J'avais regardé s'avancer mon vassal sans fléchir. Contrairement à ce que l'interrogation d'Hatzfeld laissait entendre, je n'avais jamais douté, moi, qu'il viendrait. Je ne me serais d'ailleurs pas si longtemps préparée à ce face-à-face si je l'avais supposé assez lâche pour s'y dérober.
Nous y étions donc. Prenant une grande inspiration, je m'exhortai au calme et pris à mon tour la parole.

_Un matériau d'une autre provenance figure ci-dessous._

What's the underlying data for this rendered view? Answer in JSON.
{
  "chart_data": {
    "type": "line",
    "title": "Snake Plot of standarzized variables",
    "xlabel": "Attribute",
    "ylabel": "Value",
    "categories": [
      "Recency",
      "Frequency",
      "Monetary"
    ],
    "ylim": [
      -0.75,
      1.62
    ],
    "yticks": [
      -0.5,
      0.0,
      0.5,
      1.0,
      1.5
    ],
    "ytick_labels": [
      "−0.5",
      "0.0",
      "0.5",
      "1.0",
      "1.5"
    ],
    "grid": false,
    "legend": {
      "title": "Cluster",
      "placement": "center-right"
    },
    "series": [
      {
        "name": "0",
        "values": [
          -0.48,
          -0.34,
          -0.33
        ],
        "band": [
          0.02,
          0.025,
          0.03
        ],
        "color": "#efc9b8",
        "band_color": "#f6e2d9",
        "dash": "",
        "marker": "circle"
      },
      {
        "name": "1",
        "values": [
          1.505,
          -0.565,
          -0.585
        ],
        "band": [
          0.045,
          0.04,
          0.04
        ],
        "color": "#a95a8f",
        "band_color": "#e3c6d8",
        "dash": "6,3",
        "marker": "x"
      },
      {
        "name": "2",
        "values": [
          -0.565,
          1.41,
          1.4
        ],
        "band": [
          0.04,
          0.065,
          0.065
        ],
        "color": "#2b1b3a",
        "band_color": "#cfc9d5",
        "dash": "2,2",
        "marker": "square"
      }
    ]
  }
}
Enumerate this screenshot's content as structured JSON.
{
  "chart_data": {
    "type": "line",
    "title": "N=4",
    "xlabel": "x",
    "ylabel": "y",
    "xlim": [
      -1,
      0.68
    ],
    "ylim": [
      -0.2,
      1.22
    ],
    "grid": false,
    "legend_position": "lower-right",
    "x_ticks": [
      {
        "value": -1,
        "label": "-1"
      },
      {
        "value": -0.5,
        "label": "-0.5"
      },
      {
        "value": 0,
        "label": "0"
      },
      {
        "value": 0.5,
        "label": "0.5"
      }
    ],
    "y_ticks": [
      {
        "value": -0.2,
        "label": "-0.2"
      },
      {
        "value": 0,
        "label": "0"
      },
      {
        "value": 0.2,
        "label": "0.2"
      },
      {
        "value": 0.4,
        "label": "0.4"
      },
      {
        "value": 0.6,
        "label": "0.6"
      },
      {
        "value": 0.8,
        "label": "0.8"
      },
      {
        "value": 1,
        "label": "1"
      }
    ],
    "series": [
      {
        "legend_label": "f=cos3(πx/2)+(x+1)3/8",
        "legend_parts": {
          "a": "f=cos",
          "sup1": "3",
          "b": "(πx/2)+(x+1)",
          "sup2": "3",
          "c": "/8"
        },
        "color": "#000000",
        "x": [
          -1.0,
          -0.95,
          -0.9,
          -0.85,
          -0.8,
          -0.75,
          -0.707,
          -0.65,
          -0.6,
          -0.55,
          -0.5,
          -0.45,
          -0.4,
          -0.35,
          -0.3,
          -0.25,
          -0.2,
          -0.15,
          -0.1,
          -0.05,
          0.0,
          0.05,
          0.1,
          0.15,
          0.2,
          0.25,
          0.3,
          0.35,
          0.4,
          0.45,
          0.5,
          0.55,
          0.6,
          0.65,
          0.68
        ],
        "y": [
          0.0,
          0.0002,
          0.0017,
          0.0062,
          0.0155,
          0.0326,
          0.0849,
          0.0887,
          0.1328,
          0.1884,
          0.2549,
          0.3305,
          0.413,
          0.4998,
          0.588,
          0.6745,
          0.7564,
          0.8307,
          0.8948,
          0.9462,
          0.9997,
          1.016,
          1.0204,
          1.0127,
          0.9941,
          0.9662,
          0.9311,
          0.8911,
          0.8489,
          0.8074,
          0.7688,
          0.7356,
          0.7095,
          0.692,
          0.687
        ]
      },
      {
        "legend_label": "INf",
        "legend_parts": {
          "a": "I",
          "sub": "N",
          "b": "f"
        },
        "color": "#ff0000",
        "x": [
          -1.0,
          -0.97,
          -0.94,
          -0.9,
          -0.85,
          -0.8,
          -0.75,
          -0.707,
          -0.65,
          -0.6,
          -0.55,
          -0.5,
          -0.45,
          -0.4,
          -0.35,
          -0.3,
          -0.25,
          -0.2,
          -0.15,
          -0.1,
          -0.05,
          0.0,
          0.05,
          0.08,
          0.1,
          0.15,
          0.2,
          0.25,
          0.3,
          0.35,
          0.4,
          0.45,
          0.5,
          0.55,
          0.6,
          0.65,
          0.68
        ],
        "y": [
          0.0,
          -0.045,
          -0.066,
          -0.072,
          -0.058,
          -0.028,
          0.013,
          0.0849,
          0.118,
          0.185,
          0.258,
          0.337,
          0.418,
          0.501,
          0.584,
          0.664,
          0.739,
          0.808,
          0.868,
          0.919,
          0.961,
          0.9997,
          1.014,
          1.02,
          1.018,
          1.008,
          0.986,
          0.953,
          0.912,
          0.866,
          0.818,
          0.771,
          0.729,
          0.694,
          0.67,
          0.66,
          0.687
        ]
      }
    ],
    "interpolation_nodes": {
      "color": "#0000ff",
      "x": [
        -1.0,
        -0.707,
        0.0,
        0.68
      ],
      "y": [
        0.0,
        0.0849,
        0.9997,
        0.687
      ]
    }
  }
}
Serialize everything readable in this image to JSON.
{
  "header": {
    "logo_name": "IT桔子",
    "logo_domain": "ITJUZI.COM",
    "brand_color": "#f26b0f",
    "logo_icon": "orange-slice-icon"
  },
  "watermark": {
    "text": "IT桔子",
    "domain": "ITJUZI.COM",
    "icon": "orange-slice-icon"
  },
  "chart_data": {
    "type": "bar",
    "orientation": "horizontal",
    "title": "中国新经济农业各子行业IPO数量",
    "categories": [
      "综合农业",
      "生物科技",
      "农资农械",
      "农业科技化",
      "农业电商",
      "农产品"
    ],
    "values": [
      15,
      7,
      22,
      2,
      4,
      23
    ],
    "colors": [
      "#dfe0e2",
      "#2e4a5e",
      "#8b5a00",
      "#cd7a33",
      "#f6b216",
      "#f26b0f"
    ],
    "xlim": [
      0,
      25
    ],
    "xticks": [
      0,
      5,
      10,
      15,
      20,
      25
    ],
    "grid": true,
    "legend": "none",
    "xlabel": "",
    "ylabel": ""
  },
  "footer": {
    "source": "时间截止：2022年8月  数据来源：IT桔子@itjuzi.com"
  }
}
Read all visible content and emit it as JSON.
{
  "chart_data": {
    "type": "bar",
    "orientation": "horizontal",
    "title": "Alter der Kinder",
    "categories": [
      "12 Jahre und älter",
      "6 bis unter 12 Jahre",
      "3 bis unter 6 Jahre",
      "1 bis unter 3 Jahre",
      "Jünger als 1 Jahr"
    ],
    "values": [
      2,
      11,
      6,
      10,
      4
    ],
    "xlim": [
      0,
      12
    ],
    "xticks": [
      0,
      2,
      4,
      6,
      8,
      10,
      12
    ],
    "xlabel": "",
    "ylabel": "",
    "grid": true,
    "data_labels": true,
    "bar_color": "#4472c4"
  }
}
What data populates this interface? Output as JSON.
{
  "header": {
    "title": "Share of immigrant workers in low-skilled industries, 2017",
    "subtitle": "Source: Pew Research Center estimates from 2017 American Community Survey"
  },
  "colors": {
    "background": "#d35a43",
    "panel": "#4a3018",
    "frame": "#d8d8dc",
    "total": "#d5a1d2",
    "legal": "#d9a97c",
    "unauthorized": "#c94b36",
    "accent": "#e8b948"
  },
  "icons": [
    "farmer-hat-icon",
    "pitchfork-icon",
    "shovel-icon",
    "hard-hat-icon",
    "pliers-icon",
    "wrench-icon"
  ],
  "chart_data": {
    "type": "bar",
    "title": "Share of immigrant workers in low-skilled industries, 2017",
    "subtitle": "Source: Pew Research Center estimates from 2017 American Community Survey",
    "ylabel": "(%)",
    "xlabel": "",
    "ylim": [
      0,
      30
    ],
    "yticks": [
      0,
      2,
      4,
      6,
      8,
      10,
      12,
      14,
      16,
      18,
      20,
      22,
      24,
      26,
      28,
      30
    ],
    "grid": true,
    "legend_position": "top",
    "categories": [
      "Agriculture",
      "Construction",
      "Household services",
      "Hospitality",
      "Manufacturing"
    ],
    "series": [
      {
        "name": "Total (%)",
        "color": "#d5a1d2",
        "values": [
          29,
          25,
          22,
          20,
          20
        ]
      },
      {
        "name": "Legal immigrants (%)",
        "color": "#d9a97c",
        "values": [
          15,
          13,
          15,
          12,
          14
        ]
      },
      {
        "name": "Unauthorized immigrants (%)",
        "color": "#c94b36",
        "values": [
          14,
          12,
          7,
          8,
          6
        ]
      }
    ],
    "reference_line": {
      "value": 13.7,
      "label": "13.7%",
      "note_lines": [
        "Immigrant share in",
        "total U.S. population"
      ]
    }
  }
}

En effet Alexandre, je suis face à un problème de taille. Et ce problème, le voici: vous m'avez cruellement déçue.
Je n'avais pas voulu prêter crédit aux mauvaises langues qui vous accusaient d'adultère. J'avais voulu croire que les rumeurs vous reprochant une conduite indigne au conseil ou en taverne n'étaient que ragots et menteries.
Hélas, vous m'avez forcée à revenir sur cette opinion. Je vous ai vu, aux allégeances, confirmer honteusement toutes ces histoires. Je suis peut-être une jeune fille hors puissance d'époux, par là même ignorante de bien des choses. Mais je sais distinguer un rituel vassalique d'une basse manifestation de luxure. Et ce que j'ai vu à cette cérémonie n'avait rien de rituel. Vous vous êtes comporté comme un ribaud en une occasion qui exige pourtant retenue et dignité. Une occasion qui de plus, avait une importance particulière à mes yeux puisque c'était ma première tâche de héraut de Guyenne. Un tel comportement, de votre part plus que de n'importe qui, m'a offensée... Et peinée... Et pour comble, vous avez jeté votre dévolu sur une gourgandine que sa charge m'oblige à respecter publiquement mais que sa conduite privée rend méprisable à mes yeux! Une femme qui a fait insulte à ma famille en brisant les accords qui la liaient à mon frère! Et c'est avec elle que vous avez bafoué les sacrements du mariage !
Je m'arrêtai un instant pour reprendre souffle, effarée de me sentir si pleine de violence, moi d'ordinaire de nature calme. Mais je ne pouvais plus m'arrêter, plus maintenant.
Je ne saurais admettre un tel comportement de la part d'un vassal de Lesparre. Je ne saurais tolérer un comportement qui jette l'opprobre sur la noblesse et sur mon nom. Je ne saurais accepter qu'un membre de ma mesnie prête ainsi le flanc à la critique des bouseux mal dégrossis qui prétendent que la noblesse n'est qu'un ramassis de débauchés.
Aussi entends-je dès aujourd'hui reprendre la possession des terres du Breuil.